A. Long-term azithromycin prophylaxis.
B. Pulmonary rehabilitation. [CORRECT]
C. Home oxygen therapy.
D. Daily oral steroids.
Correct Answer: B
Rationale: Pulmonary rehabilitation initiated soon after discharge improves exercise capacity, quality of
life, and reduces readmissions. Azithromycin (A) is for specific subsets. Oxygen (C) is for hypoxemia.
Daily steroids (D) are harmful in stable COPD.

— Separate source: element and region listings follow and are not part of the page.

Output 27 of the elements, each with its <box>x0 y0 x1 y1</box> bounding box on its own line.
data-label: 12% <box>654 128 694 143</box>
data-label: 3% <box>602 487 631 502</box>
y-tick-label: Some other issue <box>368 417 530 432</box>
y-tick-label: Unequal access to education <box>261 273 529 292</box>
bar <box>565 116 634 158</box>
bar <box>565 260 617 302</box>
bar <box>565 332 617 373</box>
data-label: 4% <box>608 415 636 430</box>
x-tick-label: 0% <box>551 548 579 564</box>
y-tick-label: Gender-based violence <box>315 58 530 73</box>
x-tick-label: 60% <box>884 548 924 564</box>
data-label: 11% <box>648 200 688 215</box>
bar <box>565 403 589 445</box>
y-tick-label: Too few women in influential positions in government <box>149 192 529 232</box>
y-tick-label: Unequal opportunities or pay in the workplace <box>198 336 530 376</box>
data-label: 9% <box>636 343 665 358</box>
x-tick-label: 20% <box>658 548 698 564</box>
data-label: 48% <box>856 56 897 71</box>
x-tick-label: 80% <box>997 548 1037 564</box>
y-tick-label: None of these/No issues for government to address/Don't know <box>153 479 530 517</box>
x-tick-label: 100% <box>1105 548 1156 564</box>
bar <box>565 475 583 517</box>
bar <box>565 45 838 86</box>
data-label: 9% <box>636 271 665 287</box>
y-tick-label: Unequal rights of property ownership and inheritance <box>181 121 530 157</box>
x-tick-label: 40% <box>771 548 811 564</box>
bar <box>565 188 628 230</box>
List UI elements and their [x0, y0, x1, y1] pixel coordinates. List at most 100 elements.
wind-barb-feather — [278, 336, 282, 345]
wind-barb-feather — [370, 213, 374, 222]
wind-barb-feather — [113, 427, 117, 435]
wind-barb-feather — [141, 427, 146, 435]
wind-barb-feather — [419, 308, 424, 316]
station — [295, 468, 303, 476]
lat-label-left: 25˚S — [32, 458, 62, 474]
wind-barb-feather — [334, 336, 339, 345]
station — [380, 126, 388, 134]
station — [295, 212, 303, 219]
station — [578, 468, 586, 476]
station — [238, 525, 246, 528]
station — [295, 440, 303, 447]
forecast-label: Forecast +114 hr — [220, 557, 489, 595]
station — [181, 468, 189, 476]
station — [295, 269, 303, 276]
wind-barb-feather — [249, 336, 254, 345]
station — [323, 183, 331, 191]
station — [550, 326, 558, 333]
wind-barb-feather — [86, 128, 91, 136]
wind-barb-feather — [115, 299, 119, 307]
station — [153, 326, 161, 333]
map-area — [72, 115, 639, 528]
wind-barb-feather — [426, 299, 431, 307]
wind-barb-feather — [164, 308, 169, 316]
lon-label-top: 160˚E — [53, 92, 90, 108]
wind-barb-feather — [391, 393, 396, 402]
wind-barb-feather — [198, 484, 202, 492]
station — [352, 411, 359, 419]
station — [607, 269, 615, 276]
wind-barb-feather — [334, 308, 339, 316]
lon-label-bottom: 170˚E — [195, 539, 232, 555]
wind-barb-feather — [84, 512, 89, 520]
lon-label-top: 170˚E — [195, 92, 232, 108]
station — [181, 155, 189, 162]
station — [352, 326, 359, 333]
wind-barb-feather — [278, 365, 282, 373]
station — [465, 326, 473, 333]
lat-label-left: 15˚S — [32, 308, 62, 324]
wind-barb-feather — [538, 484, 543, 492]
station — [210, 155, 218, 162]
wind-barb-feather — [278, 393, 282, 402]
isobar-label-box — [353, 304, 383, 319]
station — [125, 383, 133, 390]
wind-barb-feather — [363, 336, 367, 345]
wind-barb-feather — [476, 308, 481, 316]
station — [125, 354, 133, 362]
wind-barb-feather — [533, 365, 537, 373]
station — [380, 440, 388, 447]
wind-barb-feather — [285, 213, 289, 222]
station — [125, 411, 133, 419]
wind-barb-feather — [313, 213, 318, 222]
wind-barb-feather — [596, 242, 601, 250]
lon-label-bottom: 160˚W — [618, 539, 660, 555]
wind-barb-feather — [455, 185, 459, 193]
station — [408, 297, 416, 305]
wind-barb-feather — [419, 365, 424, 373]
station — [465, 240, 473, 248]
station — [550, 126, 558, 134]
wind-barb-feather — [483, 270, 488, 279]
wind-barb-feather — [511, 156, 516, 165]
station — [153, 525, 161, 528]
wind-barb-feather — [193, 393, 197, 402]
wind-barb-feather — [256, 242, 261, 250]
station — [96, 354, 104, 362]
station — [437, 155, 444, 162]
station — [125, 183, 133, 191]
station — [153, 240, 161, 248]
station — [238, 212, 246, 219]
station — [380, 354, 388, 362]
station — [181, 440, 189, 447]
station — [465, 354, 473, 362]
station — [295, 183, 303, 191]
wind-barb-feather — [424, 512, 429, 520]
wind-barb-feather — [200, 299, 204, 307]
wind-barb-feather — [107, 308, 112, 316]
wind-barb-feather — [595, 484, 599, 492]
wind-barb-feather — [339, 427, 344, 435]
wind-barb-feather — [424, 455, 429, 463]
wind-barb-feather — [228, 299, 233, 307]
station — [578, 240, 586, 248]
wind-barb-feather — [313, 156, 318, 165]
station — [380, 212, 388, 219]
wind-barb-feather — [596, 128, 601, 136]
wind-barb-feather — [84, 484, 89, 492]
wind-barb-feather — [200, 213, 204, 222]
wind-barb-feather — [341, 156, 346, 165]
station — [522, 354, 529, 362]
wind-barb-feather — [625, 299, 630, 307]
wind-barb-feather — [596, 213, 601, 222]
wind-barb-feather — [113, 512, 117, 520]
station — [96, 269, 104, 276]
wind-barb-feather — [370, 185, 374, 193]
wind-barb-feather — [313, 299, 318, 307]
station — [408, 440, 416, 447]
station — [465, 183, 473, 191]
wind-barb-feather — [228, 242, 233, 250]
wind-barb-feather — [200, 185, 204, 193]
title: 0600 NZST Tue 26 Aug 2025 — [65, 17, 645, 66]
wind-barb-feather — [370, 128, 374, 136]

Clinical Pearl: "Pulmonary rehab is the gold standard for recovery post-exacerbation; it addresses the
deconditioning spiral."
Q7: A 30-year-old presents with "asthma" that is difficult to control. She reports a cough that is worse
when lying down and after meals. She has no wheezing on exam today. Spirometry shows no
obstruction. What is the next best step?
A. Order a methacholine challenge test.
B. Start a PPI (Proton Pump Inhibitor) and monitor.
C. Evaluate for vocal cord dysfunction (VCD) with flow-volume loop. [CORRECT]
D. Increase ICS dose.
Correct Answer: C
Rationale: Symptoms worse lying down and post-prandial suggest GERD, but the lack of wheezing and
normal spirometry in a diagnosed asthmatic suggests the diagnosis may be wrong. VCD mimics asthma.